From 1928-2017, the S&P 500 showed an annualised average return of roughly 9.6% a year.

From 2009 to 2017, the S&P 500 showed an annualised average return of roughly 15.1% a year. One of these data points is unsustaina­ble (okay maybe both).

The S&P 500 index would have to go nowhere for the next five years to bring the 2009 returns into alignment with the long-term averages.

So if the S&P saw 0% total returns beginning at the start of 2018, the 14-year annualised return number from 2009-22 would be 9.5%, right around that really long-term average number.

Of course, there’s nothing that says these long-term averages are written in stone or that we have to get back to those averages within a certain time frame.

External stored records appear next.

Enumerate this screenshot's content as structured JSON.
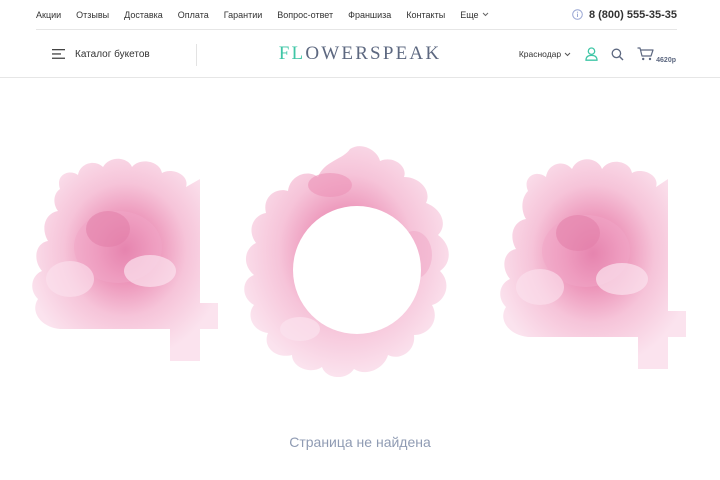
{
  "topnav": {
    "items": [
      "Акции",
      "Отзывы",
      "Доставка",
      "Оплата",
      "Гарантии",
      "Вопрос-ответ",
      "Франшиза",
      "Контакты"
    ],
    "more_label": "Еще"
  },
  "phone": {
    "number": "8 (800) 555-35-35",
    "icon": "info-icon"
  },
  "header": {
    "catalog_label": "Каталог букетов",
    "logo_accent": "FL",
    "logo_rest": "OWERSPEAK",
    "city_label": "Краснодар",
    "cart_price": "4620р"
  },
  "error_page": {
    "code_digits": [
      "4",
      "0",
      "4"
    ],
    "message": "Страница не найдена"
  },
  "colors": {
    "brand_accent": "#3fc6a6",
    "brand_text": "#5d6880",
    "peony_light": "#f6c6da",
    "peony_dark": "#e27ea8",
    "message": "#8f9bb3"
  }
}
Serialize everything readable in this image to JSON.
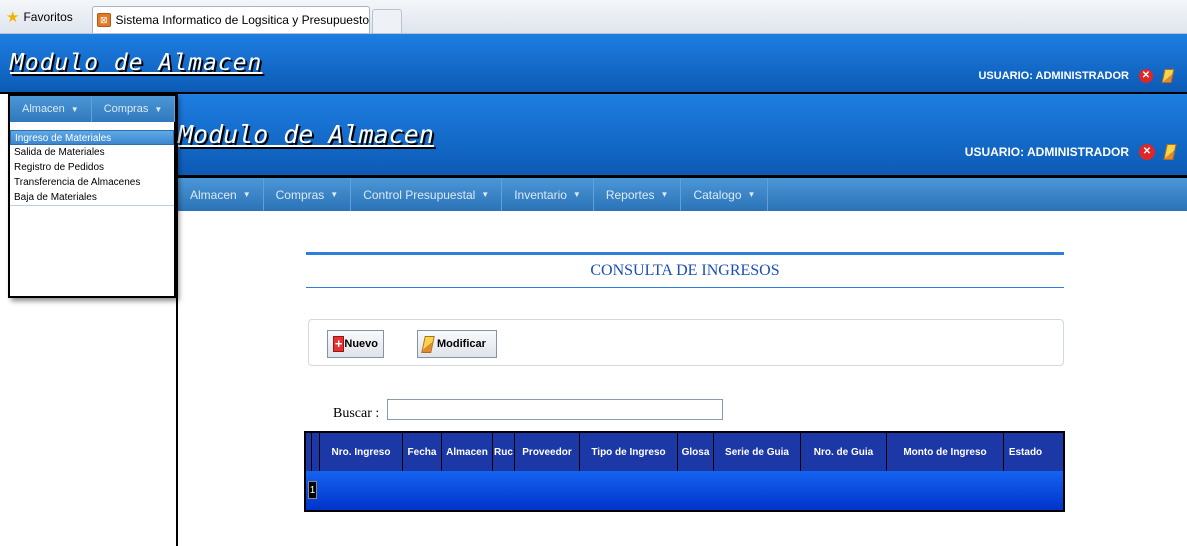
{
  "browser": {
    "favorites_label": "Favoritos",
    "tab_title": "Sistema Informatico de Logsitica y Presupuesto"
  },
  "outer": {
    "title": "Modulo de Almacen",
    "user_label": "USUARIO: ADMINISTRADOR"
  },
  "left_menu": {
    "bar": [
      "Almacen",
      "Compras"
    ],
    "items": [
      {
        "label": "Ingreso de Materiales",
        "active": true
      },
      {
        "label": "Salida de Materiales"
      },
      {
        "label": "Registro de Pedidos"
      },
      {
        "label": "Transferencia de Almacenes"
      },
      {
        "label": "Baja de Materiales"
      }
    ]
  },
  "inner": {
    "title": "Modulo de Almacen",
    "user_label": "USUARIO: ADMINISTRADOR",
    "nav": [
      "Almacen",
      "Compras",
      "Control Presupuestal",
      "Inventario",
      "Reportes",
      "Catalogo"
    ]
  },
  "content": {
    "section_title": "CONSULTA DE INGRESOS",
    "btn_nuevo": "Nuevo",
    "btn_modificar": "Modificar",
    "search_label": "Buscar  :",
    "search_value": "",
    "grid": {
      "columns": [
        "Nro. Ingreso",
        "Fecha",
        "Almacen",
        "Ruc",
        "Proveedor",
        "Tipo de Ingreso",
        "Glosa",
        "Serie de Guia",
        "Nro. de Guia",
        "Monto de Ingreso",
        "Estado"
      ],
      "pager": "1"
    }
  },
  "colors": {
    "header_blue": "#1e7ee2",
    "nav_blue": "#2f78bd",
    "grid_blue": "#0044dd",
    "title_blue": "#1a4fb8"
  }
}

I’m simply trying to show how powerful this bull market has been.

To take things a step further, looking at the rolling five-year total returns on the S&P 500 going back to the 1920s:

Since the Second World War, the worst five-year total return began in the summer of 2004 and ended in the spring of 2009, which is where the market bottomed.

That was a loss of about 29% in total, or an annualised loss of about 6.6%.

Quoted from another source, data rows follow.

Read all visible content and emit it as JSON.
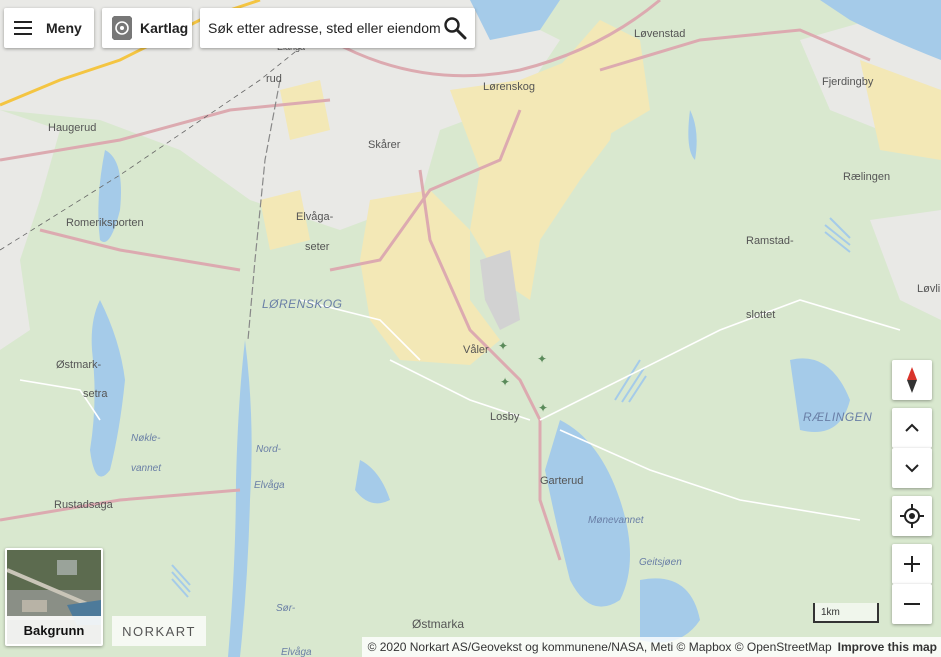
{
  "toolbar": {
    "menu_label": "Meny",
    "layers_label": "Kartlag",
    "search_placeholder": "Søk etter adresse, sted eller eiendom"
  },
  "background_switch": {
    "label": "Bakgrunn"
  },
  "logo": {
    "text": "NORKART"
  },
  "scale": {
    "text": "1km"
  },
  "attribution": {
    "text": "© 2020 Norkart AS/Geovekst og kommunene/NASA, Meti © Mapbox © OpenStreetMap",
    "improve_link": "Improve this map"
  },
  "colors": {
    "forest": "#d9e8cf",
    "urban": "#e9e9e6",
    "farmland": "#f3e8b6",
    "water": "#a5cbe9",
    "road": "#dcaab0",
    "label": "#555555",
    "area_label": "#6a7fa6"
  },
  "map_labels": {
    "lovenstad": "Løvenstad",
    "lorenskog_town": "Lørenskog",
    "fjerdingby": "Fjerdingby",
    "haugerud": "Haugerud",
    "skarer": "Skårer",
    "rud": "rud",
    "elvaga_a": "Elvåga-",
    "elvaga_b": "seter",
    "romeriksporten": "Romeriksporten",
    "ralingen_town": "Rælingen",
    "ramstad": "Ramstad-",
    "slottet": "slottet",
    "lovli": "Løvli",
    "lorenskog_area": "LØRENSKOG",
    "valer": "Våler",
    "ostmark_a": "Østmark-",
    "ostmark_b": "setra",
    "losby": "Losby",
    "ralingen_area": "RÆLINGEN",
    "nokle_a": "Nøkle-",
    "nokle_b": "vannet",
    "nord_a": "Nord-",
    "nord_b": "Elvåga",
    "garterud": "Garterud",
    "monevannet": "Mønevannet",
    "rustadsaga": "Rustadsaga",
    "geitsjoen": "Geitsjøen",
    "sor": "Sør-",
    "ostmarka": "Østmarka",
    "elvaga_bottom": "Elvåga",
    "elanga": "Elanga"
  }
}
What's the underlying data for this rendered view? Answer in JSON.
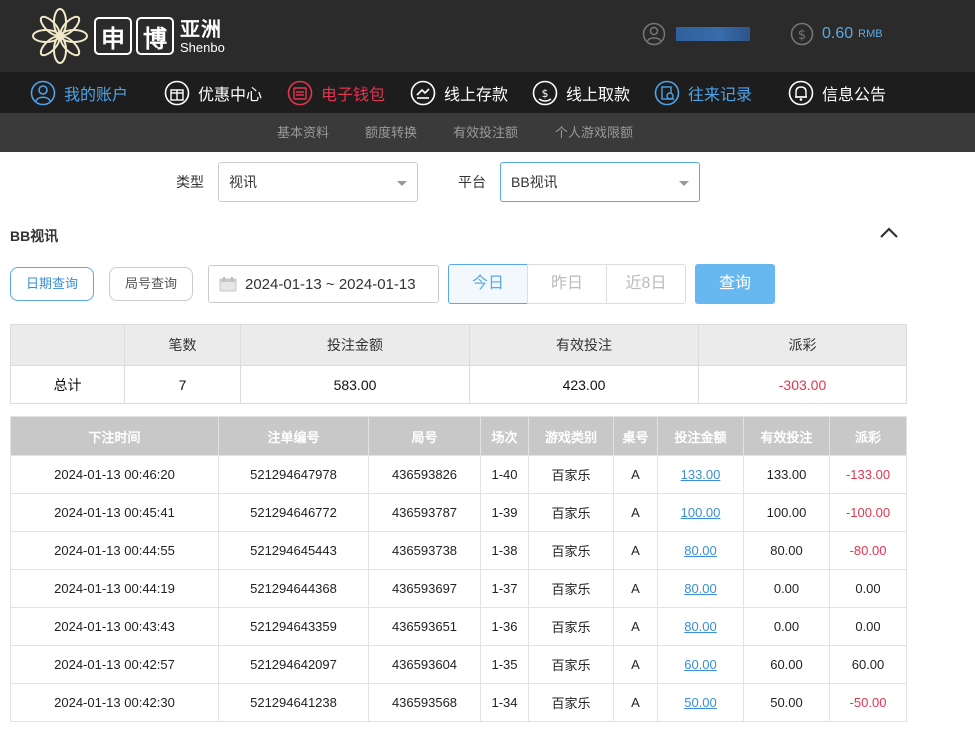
{
  "brand": {
    "char1": "申",
    "char2": "博",
    "cn": "亚洲",
    "en": "Shenbo"
  },
  "account": {
    "balance": "0.60",
    "currency": "RMB"
  },
  "nav": [
    {
      "label": "我的账户",
      "icon": "user-circle-icon"
    },
    {
      "label": "优惠中心",
      "icon": "gift-icon"
    },
    {
      "label": "电子钱包",
      "icon": "wallet-icon"
    },
    {
      "label": "线上存款",
      "icon": "deposit-icon"
    },
    {
      "label": "线上取款",
      "icon": "withdraw-icon"
    },
    {
      "label": "往来记录",
      "icon": "records-icon"
    },
    {
      "label": "信息公告",
      "icon": "bell-icon"
    }
  ],
  "subnav": [
    "基本资料",
    "额度转换",
    "有效投注额",
    "个人游戏限额"
  ],
  "filters": {
    "type_label": "类型",
    "type_value": "视讯",
    "platform_label": "平台",
    "platform_value": "BB视讯"
  },
  "section_title": "BB视讯",
  "query_tabs": {
    "by_date": "日期查询",
    "by_round": "局号查询"
  },
  "date_range": "2024-01-13 ~ 2024-01-13",
  "quick": {
    "today": "今日",
    "yesterday": "昨日",
    "last8": "近8日"
  },
  "query_button": "查询",
  "summary": {
    "headers": [
      "",
      "笔数",
      "投注金额",
      "有效投注",
      "派彩"
    ],
    "row": {
      "label": "总计",
      "count": "7",
      "bet": "583.00",
      "valid": "423.00",
      "payout": "-303.00"
    }
  },
  "detail": {
    "headers": [
      "下注时间",
      "注单编号",
      "局号",
      "场次",
      "游戏类别",
      "桌号",
      "投注金额",
      "有效投注",
      "派彩"
    ],
    "rows": [
      {
        "time": "2024-01-13 00:46:20",
        "order": "521294647978",
        "round": "436593826",
        "session": "1-40",
        "game": "百家乐",
        "table": "A",
        "bet": "133.00",
        "valid": "133.00",
        "payout": "-133.00",
        "neg": true
      },
      {
        "time": "2024-01-13 00:45:41",
        "order": "521294646772",
        "round": "436593787",
        "session": "1-39",
        "game": "百家乐",
        "table": "A",
        "bet": "100.00",
        "valid": "100.00",
        "payout": "-100.00",
        "neg": true
      },
      {
        "time": "2024-01-13 00:44:55",
        "order": "521294645443",
        "round": "436593738",
        "session": "1-38",
        "game": "百家乐",
        "table": "A",
        "bet": "80.00",
        "valid": "80.00",
        "payout": "-80.00",
        "neg": true
      },
      {
        "time": "2024-01-13 00:44:19",
        "order": "521294644368",
        "round": "436593697",
        "session": "1-37",
        "game": "百家乐",
        "table": "A",
        "bet": "80.00",
        "valid": "0.00",
        "payout": "0.00",
        "neg": false
      },
      {
        "time": "2024-01-13 00:43:43",
        "order": "521294643359",
        "round": "436593651",
        "session": "1-36",
        "game": "百家乐",
        "table": "A",
        "bet": "80.00",
        "valid": "0.00",
        "payout": "0.00",
        "neg": false
      },
      {
        "time": "2024-01-13 00:42:57",
        "order": "521294642097",
        "round": "436593604",
        "session": "1-35",
        "game": "百家乐",
        "table": "A",
        "bet": "60.00",
        "valid": "60.00",
        "payout": "60.00",
        "neg": false
      },
      {
        "time": "2024-01-13 00:42:30",
        "order": "521294641238",
        "round": "436593568",
        "session": "1-34",
        "game": "百家乐",
        "table": "A",
        "bet": "50.00",
        "valid": "50.00",
        "payout": "-50.00",
        "neg": true
      }
    ]
  }
}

Let’s use this as the worst-case scenario. Let’s say the five-year period from 2018-22 sees a loss of close to 30%.

We would have to see something out of the ordinary for this to occur, but nothing is ever off the table when it comes to the stock market.

If the S&P 500 lost 30% of its value in total over the coming five years, the annual return from 2009-22 would still be 6.8% a year. That wouldn’t be a fun experience for an investor, but those numbers wouldn’t be bad for true long-term investors.